I am grateful for the crows that showed up this morning. They were not interested in anything beyond the food the birds were eating. Or maybe they were wondering if they would win a fight with a squirrel and maybe have squirrel for brunch. Neither the squirrels or the birds were interested in the crows, so several mourning doves chased the crows away, something I wasn’t expecting. But, my mind in an emotionally charged state for the scenes I am writing, so I appreciated the crows reminding me of a day I could milk for pages.
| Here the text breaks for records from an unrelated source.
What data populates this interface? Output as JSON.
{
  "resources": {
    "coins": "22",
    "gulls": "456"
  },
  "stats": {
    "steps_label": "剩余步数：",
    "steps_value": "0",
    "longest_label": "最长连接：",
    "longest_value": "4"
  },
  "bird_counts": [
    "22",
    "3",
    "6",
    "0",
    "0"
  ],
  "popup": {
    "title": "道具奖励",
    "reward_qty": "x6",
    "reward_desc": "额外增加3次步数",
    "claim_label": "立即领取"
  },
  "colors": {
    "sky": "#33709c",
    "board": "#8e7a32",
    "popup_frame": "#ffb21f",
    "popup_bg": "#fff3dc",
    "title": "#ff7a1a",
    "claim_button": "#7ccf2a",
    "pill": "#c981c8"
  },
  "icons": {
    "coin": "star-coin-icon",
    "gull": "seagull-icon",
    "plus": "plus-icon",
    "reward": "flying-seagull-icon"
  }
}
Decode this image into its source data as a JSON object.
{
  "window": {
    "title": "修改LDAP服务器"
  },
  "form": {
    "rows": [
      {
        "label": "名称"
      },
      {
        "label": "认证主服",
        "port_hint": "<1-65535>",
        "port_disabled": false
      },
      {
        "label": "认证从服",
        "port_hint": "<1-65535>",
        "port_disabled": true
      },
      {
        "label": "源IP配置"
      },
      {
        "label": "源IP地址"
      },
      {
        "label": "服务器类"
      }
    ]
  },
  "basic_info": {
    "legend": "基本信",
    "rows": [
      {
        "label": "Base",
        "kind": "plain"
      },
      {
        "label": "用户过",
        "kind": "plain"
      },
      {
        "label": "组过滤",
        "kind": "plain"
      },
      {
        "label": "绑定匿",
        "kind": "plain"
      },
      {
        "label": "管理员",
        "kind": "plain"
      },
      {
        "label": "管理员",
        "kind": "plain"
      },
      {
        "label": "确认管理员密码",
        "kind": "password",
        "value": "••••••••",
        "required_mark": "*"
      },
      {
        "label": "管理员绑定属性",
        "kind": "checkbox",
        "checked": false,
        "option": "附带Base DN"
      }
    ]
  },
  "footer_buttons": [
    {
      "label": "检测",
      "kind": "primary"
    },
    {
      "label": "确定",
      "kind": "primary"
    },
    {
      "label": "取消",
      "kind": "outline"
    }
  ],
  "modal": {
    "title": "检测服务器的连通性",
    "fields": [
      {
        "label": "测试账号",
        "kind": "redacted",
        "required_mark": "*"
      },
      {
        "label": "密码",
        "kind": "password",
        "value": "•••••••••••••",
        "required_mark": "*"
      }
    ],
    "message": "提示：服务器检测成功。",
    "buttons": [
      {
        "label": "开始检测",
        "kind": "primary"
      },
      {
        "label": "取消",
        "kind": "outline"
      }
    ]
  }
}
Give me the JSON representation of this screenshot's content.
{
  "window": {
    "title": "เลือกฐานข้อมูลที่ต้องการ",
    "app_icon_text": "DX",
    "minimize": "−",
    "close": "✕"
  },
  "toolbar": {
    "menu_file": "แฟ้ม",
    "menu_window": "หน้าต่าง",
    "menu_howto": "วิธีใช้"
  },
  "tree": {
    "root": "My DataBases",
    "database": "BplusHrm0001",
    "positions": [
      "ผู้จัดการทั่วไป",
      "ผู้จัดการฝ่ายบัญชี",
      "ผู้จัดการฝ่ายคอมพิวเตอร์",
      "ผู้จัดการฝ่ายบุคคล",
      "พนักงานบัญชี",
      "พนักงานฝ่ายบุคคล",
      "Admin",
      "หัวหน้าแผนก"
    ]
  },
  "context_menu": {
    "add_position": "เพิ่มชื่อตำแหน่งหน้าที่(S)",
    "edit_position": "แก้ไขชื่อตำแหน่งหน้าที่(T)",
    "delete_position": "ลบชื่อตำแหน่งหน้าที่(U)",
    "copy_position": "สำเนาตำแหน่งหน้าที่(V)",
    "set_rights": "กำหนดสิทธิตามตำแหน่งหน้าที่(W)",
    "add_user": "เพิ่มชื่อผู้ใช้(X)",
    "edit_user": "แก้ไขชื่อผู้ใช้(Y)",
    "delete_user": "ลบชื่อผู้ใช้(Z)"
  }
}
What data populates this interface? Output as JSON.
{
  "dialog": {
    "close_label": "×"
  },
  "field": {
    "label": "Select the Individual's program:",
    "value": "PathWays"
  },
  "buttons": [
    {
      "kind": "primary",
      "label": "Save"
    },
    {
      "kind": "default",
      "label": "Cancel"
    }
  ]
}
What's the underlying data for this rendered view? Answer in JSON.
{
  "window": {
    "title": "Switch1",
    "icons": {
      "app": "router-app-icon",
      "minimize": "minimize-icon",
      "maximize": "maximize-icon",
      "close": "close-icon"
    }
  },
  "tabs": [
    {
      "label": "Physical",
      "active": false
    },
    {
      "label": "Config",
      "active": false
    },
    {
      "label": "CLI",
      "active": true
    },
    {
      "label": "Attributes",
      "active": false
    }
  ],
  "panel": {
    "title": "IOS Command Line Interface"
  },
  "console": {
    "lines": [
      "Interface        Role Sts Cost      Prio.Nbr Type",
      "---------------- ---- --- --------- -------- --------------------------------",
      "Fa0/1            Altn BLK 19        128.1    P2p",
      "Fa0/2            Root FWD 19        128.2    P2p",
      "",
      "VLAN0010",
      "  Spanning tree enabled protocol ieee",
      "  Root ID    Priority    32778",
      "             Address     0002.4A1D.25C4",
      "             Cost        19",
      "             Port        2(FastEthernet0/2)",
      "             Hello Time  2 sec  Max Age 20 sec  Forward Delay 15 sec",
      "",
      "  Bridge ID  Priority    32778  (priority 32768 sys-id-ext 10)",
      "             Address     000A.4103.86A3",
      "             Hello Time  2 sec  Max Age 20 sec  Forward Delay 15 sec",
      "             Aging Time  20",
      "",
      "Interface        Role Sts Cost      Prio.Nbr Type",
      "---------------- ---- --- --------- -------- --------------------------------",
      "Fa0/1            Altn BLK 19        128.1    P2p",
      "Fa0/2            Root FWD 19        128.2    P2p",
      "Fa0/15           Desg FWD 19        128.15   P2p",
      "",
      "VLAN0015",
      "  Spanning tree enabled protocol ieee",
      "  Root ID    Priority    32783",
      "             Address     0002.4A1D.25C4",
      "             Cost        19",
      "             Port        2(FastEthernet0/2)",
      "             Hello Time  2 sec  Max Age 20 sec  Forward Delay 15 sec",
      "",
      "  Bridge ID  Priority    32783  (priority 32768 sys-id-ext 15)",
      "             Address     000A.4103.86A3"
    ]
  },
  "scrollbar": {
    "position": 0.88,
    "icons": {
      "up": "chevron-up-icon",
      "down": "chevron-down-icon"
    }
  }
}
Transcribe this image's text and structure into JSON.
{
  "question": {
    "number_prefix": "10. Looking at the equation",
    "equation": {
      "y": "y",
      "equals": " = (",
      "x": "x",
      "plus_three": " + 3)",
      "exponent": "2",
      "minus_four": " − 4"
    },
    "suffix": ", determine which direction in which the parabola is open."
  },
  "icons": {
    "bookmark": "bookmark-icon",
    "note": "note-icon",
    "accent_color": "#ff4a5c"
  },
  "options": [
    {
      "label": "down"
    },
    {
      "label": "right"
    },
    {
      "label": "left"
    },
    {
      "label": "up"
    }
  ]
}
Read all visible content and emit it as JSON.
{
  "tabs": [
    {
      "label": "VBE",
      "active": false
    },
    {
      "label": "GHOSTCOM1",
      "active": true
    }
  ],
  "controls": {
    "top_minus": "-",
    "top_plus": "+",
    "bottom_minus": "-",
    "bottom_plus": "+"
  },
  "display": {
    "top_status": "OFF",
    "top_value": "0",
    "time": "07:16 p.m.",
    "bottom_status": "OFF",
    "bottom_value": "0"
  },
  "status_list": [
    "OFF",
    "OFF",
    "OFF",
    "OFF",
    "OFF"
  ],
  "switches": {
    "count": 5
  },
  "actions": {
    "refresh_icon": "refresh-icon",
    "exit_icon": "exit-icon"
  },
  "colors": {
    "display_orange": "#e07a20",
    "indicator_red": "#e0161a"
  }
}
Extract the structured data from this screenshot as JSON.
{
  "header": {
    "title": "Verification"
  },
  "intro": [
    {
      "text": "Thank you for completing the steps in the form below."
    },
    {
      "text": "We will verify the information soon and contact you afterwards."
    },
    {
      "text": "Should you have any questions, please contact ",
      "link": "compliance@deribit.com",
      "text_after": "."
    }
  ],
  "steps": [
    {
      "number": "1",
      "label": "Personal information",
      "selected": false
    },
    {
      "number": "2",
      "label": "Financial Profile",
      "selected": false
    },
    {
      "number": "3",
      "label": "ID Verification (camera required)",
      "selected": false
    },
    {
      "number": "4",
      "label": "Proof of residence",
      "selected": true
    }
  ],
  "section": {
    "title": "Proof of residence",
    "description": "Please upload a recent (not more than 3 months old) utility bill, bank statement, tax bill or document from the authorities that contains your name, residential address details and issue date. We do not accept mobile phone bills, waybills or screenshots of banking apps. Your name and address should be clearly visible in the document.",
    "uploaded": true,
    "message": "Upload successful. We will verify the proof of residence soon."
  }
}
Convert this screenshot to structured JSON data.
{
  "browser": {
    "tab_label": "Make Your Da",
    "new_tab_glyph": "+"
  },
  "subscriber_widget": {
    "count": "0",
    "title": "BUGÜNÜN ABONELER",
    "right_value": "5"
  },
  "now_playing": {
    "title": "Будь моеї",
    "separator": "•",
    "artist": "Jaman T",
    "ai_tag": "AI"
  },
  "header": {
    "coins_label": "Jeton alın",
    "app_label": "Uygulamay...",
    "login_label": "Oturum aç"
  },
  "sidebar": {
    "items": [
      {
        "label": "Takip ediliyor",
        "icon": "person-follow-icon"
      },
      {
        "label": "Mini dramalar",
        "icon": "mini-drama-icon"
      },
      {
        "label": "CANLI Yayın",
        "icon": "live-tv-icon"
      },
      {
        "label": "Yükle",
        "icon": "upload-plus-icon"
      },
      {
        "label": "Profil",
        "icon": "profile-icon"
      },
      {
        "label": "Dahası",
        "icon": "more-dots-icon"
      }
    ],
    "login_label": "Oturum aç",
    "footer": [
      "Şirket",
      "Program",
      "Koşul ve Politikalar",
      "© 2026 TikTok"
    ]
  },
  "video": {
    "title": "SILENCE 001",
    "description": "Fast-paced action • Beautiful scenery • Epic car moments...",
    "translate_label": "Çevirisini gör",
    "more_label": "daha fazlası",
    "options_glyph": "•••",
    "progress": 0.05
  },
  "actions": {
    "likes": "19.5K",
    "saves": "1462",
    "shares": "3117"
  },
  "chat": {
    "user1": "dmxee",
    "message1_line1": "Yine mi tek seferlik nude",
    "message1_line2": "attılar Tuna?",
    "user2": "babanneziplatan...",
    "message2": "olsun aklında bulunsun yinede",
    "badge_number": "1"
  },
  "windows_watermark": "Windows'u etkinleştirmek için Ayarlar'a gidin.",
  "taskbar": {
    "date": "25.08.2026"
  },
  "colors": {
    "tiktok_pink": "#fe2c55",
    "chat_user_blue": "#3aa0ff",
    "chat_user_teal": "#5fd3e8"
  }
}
When I lived in Boston, I had a greyhound named Gracie and our early morning walk was a caffeine-deprived challenge. I’d walk a path through the back of the woods to the playground in Ringer’s Park. When you do the same thing daily, you ignore warnings and living in the city that was something you want to avoid. Not that I was ever afraid, Boston is no different from anyplace. I’ve been frightened by an aggressive drunk in Mayberry.
On this particular day, we entered the park. Gracie was intent on peeing, I was intent on getting to the playground where one of my dog-friends waited with a large coffee with my name on it. She walked pass a great coffee shop on the way to the park. She would pick up a tray of coffees and the five of us canine-captives sit numbly drinking coffee and watching sunrise over the canine dramas. But, on that day I walked under the arch to the path and three crows sat on the arch and cawed at me. I cawed back, because this is what I do to crows. But, instead of flying away, they became more insistent. Maybe it was the lack of caffeine but I wanted the crows to shut up.
A few feet into the park a junkie stumbled out from behind a tree onto the path in front of me. I am not sure who was having a worse day. I was embroiled in a situation at work, Gracie had a full bladder and somebody needed money for heroin.
“Gimme you money.” He growled and showed me a very large knife. It’s funny all the thoughts that your mind is able to process at the same time. My first thought was that the money I had was for my coffee. I was pretty sure getting mugged would have been a good excuse for mooching but I really appreciated the effort the dog-park-coffee-woman went to for us. I also thought that he was holding a very large hunting knife and he didn’t look like a hunter. He was also showing it to me in a very non-threatening way but a big knife kind of holds it’s own in a threatening contest.
Everyone handles a crisis in their own way and there is really no way to guess how you’d react. I stupidly do not get scared, I wish I did -that way I probably wouldn’t do anything stupid. But, I was stupid. I blurted out: “Are you f–king kidding me? I am having the worst week ever and you want my coffee money? If you stabbed me, you’d be doing me a favor -I’d finally get a f–king day off.” I apparently startled him and he backed away. The crows were still cawing, which I think was also freaking him out. He then apologized and tried to explain his behavior by saying he was a veteran. Well, it wasn’t his day. I was also a veteran, who’d just buried a Vietnam veteran. It was a cathartic experience for me, not for him.
Remembering the adrenaline and the lack of fear in the face of danger was exactly what I needed for a scene I am writing, so I am very grateful for the murder of crows that arrived today.